A Gâmbia tem um sistema de votação único no mundo. Em vez de boletins em papel, os eleitores votam com recurso a berlindes. O sistema não é perfeito, mas é altamente popular. Porém, à medida que a democracia se consolida neste país da África Ocidental, após 22 anos de ditadura, organizar eleições torna-se um crescente pesadelo logístico

Na esmagadora maioria dos países, um berlinde é um objeto recreativo, usado tanto em jogos tradicionais como em brincadeiras de criança. Na Gâmbia, porém, é um assunto de Estado.
É com berlindes que os cidadãos votam nas eleições.
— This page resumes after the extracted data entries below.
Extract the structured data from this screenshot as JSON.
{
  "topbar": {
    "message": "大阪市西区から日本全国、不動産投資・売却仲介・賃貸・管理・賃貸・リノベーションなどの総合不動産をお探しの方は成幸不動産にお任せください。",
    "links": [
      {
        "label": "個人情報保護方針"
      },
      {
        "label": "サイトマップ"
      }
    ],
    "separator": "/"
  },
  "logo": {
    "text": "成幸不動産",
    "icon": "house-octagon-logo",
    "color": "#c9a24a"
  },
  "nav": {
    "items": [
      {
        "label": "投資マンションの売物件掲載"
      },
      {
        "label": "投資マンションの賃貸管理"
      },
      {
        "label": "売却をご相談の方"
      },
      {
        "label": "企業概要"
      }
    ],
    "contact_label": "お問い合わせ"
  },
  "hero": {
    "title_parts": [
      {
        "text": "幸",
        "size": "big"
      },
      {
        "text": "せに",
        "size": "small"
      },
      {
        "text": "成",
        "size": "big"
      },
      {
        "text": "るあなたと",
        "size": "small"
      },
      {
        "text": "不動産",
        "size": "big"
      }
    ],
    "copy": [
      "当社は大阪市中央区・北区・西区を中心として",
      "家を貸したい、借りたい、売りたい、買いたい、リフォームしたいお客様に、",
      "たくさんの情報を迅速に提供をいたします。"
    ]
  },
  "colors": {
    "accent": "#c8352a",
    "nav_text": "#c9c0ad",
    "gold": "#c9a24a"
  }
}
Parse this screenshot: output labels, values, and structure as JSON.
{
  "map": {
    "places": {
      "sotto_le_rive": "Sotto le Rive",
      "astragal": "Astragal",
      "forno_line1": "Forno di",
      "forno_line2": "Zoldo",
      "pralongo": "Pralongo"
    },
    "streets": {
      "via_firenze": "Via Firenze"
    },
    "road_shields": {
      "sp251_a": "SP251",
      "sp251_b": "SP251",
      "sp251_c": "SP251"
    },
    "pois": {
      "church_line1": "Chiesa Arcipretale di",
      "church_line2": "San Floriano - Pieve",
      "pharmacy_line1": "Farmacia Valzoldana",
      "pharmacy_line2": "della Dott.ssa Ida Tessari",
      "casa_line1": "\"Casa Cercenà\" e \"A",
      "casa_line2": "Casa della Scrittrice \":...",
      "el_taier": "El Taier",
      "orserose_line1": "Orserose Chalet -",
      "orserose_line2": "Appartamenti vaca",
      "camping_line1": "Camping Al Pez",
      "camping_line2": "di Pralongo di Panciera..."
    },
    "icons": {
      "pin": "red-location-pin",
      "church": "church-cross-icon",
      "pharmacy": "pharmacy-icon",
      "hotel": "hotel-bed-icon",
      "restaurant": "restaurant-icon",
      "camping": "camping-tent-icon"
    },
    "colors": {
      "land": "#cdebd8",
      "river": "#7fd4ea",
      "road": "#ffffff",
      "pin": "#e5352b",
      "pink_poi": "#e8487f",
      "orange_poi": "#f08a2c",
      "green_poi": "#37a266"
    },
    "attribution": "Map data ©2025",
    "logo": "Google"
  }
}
Em vez de usarem boletins de voto em papel ou terminais para voto eletrónico, os gambianos colocam berlindes em bidões metálicos personificados para cada candidato.
É assim há mais de 60 anos, “para todo o tipo de eleições, até mesmo referendos”, diz ao Expresso Sait Matty Jaw, professor de Ciência Política na Universidade da Gâmbia. “É um sistema altamente fiável e bem compreendido pelas pessoas, por isso utilizamo-lo para todas as eleições.”
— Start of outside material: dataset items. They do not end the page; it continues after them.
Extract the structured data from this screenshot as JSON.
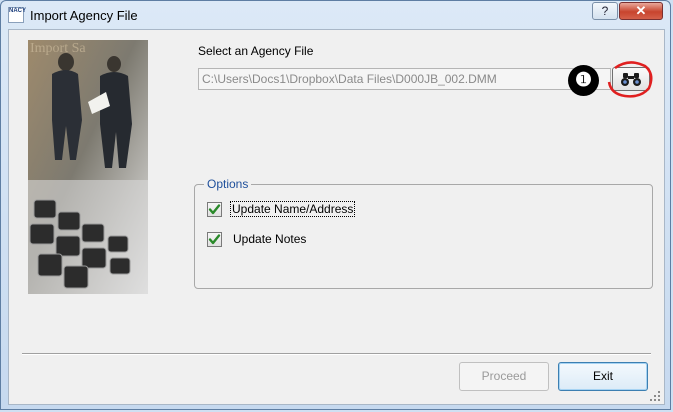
{
  "window": {
    "title": "Import Agency File",
    "icon_text": "NACY",
    "help_glyph": "?",
    "close_glyph": "✕"
  },
  "file_select": {
    "label": "Select an Agency File",
    "path_value": "C:\\Users\\Docs1\\Dropbox\\Data Files\\D000JB_002.DMM",
    "browse_icon": "binoculars-icon",
    "callout_number": "❶"
  },
  "side_image": {
    "watermark_text": "Import Sa"
  },
  "options": {
    "legend": "Options",
    "items": [
      {
        "label": "Update Name/Address",
        "checked": true
      },
      {
        "label": "Update Notes",
        "checked": true
      }
    ]
  },
  "buttons": {
    "proceed_label": "Proceed",
    "exit_label": "Exit"
  }
}
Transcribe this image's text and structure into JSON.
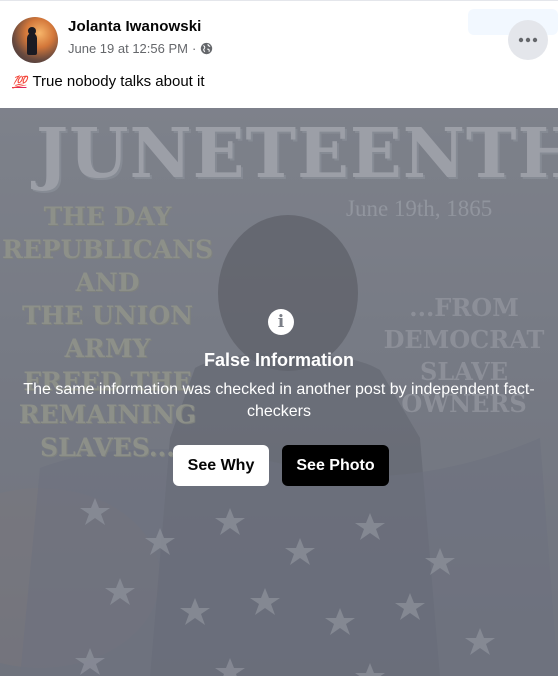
{
  "post": {
    "author": "Jolanta Iwanowski",
    "timestamp": "June 19 at 12:56 PM",
    "separator": "·",
    "audience_icon": "globe-icon",
    "more_icon": "more-horizontal-icon",
    "caption_emoji": "💯",
    "caption_text": "True nobody talks about it"
  },
  "image_background": {
    "title": "JUNETEENTH",
    "date": "June 19th, 1865",
    "left_text": [
      "THE DAY",
      "REPUBLICANS",
      "AND",
      "THE UNION",
      "ARMY",
      "FREED THE",
      "REMAINING",
      "SLAVES..."
    ],
    "right_text": [
      "...FROM",
      "DEMOCRAT",
      "SLAVE OWNERS"
    ]
  },
  "fact_check": {
    "icon": "info-icon",
    "title": "False Information",
    "description": "The same information was checked in another post by independent fact-checkers",
    "see_why_label": "See Why",
    "see_photo_label": "See Photo"
  },
  "colors": {
    "overlay": "#6e737e",
    "button_light": "#ffffff",
    "button_dark": "#000000",
    "secondary_text": "#65676b"
  }
}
Concebido para facilitar a vida às pessoas analfabetas no exercício dos seus direitos democráticos, este sistema de votação remonta aos tempos coloniais. “Foi introduzido pelos britânicos em 1962. A Gâmbia estava dividida entre uma colónia e um protetorado”, entre 1821 e 1965, quando obteve a independência, acrescenta o académico gambiano.
“De um lado, havia pessoas formadas, mas a maioria da população que vivia no protetorado não tinha formação. Portanto, precisávamos de um sistema que as pessoas pudessem compreender facilmente e depois votar. Criou-se uma plataforma igual para todos.”

Como se vota na Gâmbia?
Em cada assembleia de voto, são colocados bidões que funcionam como ‘urna de voto’. Cada recipiente tem colados a fotografia e o nome de um candidato e o logótipo do seu partido. O bidão é pintado com a cor do partido em causa para facilitar a identificação.
O bidão está fechado com um tampo, o qual está perfurado por um pequeno tubo com um buraco. As latas são colocadas num compartimento (‘a cabine de voto’) para garantir a privacidade do ato eleitoral.
Depois de validar a elegibilidade do eleitor, a mesa entrega-lhe um berlinde. Ele dirige-se à cabine de voto e, escolhido o candidato, insere a pequena esfera pelo buraco aberto no tubo inserido no tampo.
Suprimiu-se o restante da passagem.